Objective: Atherosclerosis is an autoimmune inflammatory disease that is closely associated with long-term exposure to fine particulate matter (PM2.5). CD4(+)CD25(+)Foxp3(+) regulatory T cells (Tregs) play a critical role in the regulation of T cell-mediated immune responses, and the depletion of CD4(+)CD25(+)Foxp3(+) Tregs has been thought to play a prominent role in atherosclerosis. Therefore, we investigated the association between the CD4(+)CD25(+)Foxp3(+) Tregs population and atherosclerotic development in ApoE(-/-) mice exposed to PM2.5. Methods: We employed a real-world system to subject 40 ApoE(-/-) mice to ambient inhalation of PM2.5 (PM2.5 group, n= 20) or filtered air (FA group, n= 20) for 12 weeks. PM2.5 source apportionment, atherosclerotic lesions within aorta, lipid deposition and plaque accumulation in whole artery, serum level of inflammatory factors and lipid profiles, CD4(+)CD25(+)Foxp3(+) Tregs population in splenocytes, Foxp3 protein and mRNA expressions in descending aorta and spleen were quantified, respectively. Results: The daily average concentration of PM2.5 was 57.4 +/- 25.6 mu g/m(3).
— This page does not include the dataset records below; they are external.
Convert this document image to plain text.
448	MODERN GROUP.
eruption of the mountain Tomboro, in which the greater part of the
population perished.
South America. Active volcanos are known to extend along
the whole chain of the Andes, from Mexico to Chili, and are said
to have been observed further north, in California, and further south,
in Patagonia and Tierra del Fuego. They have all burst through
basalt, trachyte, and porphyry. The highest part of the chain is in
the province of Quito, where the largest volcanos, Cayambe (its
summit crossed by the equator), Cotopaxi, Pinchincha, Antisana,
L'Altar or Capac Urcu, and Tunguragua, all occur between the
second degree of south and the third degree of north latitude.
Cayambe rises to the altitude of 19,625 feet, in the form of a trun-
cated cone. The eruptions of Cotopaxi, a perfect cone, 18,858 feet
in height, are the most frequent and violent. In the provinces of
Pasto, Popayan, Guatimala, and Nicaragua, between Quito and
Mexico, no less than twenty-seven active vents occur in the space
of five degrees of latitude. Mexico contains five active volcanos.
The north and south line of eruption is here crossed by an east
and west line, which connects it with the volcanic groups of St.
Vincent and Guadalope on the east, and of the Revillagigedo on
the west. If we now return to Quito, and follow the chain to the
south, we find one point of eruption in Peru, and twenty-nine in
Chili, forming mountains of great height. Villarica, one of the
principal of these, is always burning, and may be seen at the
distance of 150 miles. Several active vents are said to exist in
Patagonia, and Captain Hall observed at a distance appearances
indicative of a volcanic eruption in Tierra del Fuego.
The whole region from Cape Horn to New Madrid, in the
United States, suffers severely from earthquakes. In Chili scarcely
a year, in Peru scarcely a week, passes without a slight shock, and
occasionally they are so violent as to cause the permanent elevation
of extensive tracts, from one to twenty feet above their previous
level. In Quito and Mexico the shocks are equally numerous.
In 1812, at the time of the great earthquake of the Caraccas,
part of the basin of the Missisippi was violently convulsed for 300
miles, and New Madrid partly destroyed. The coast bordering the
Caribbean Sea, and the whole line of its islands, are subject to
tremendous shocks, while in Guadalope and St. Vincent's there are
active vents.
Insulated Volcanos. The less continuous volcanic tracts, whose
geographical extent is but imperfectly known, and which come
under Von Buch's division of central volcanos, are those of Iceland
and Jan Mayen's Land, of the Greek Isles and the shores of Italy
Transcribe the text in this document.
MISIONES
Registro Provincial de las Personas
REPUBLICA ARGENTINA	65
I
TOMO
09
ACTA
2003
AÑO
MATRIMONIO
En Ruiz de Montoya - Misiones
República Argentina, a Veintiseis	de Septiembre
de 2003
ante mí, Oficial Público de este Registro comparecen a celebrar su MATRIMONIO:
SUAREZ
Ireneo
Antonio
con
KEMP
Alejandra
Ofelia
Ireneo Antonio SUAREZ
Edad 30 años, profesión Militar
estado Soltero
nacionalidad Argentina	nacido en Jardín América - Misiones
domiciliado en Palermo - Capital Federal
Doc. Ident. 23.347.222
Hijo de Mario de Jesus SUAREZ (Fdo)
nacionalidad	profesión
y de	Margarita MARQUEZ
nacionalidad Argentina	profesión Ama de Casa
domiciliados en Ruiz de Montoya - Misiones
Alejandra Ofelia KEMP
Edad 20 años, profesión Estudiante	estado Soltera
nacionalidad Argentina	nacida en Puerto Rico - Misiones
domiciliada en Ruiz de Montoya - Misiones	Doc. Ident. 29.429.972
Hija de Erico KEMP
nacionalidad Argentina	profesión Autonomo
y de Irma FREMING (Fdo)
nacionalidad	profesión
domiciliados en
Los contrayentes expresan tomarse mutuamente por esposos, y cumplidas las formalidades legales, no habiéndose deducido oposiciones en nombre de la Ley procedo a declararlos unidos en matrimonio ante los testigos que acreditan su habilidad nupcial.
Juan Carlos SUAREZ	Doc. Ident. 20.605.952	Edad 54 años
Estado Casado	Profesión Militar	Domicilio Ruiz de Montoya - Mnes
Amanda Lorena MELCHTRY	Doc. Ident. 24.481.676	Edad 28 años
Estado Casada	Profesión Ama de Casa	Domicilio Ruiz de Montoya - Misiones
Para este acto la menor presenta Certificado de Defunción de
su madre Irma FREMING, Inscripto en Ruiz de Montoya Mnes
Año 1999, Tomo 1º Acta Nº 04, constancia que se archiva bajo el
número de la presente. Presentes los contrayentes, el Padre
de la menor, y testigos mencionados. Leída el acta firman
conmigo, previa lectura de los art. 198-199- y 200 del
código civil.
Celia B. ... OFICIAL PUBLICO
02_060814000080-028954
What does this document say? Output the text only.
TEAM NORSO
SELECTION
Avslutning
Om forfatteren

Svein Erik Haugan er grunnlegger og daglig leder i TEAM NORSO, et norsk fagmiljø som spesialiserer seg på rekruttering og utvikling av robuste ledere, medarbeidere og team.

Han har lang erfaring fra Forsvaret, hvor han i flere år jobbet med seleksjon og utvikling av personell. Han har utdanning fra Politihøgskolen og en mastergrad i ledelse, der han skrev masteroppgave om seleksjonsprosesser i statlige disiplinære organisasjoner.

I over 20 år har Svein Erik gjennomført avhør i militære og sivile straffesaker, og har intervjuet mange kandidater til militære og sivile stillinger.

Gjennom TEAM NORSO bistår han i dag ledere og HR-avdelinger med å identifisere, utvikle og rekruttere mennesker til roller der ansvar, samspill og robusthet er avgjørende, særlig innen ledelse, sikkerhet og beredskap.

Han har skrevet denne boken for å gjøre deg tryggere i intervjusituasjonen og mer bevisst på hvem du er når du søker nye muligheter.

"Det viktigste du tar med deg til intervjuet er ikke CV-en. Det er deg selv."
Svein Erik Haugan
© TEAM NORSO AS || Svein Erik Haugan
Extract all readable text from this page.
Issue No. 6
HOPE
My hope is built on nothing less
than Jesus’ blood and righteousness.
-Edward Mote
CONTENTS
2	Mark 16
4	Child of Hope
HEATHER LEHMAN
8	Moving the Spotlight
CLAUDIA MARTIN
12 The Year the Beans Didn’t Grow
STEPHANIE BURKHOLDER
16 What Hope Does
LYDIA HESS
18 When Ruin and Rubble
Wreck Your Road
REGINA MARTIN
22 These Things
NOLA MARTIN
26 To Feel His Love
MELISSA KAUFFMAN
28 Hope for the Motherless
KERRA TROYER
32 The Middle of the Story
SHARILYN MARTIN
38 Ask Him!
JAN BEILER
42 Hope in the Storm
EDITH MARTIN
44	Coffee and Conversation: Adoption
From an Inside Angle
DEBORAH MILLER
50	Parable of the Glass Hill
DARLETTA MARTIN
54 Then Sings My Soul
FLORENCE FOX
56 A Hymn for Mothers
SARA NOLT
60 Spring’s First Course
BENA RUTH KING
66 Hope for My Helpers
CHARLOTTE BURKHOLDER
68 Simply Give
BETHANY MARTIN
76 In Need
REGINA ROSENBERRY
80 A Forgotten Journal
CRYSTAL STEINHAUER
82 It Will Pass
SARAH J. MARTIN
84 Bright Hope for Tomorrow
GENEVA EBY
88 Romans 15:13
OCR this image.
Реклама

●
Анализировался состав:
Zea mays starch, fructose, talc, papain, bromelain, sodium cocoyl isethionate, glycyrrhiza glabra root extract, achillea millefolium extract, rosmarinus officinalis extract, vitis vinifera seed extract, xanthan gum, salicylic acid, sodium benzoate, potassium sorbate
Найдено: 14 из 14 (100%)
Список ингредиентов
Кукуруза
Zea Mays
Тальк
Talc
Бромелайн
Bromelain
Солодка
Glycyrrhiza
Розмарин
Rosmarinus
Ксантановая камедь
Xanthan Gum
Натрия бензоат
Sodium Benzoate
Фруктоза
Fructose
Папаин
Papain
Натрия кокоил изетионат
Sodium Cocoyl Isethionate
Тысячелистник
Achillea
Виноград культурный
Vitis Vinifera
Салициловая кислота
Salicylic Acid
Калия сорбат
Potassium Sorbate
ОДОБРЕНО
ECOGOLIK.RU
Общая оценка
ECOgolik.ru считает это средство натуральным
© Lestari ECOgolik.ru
Atherosclerotic lesions within aorta, lipid deposition and plaque accumulation in whole artery, serum levels of IL-6, TNF-alpha, TC and LDL-C in the PM2.5 group increased significantly compared to the FA group. Whereas, serum levels of IL-10 and TGF-beta, CD4+CD25+Foxp3+ Tregs population in splenocytes, Foxp3 protein and mRNA expressions in descending aorta and spleen in the PM2.5 group decreased significantly compared to the FA group. Conclusion: These results suggest that PM2.5 could accelerate the development of atherosclerosis in ApoE(-/-) mice, which is related to CD4(+)CD25(+)Foxp3(+) Tregs down-regulation, as well as lipid deposition and systemic inflammation.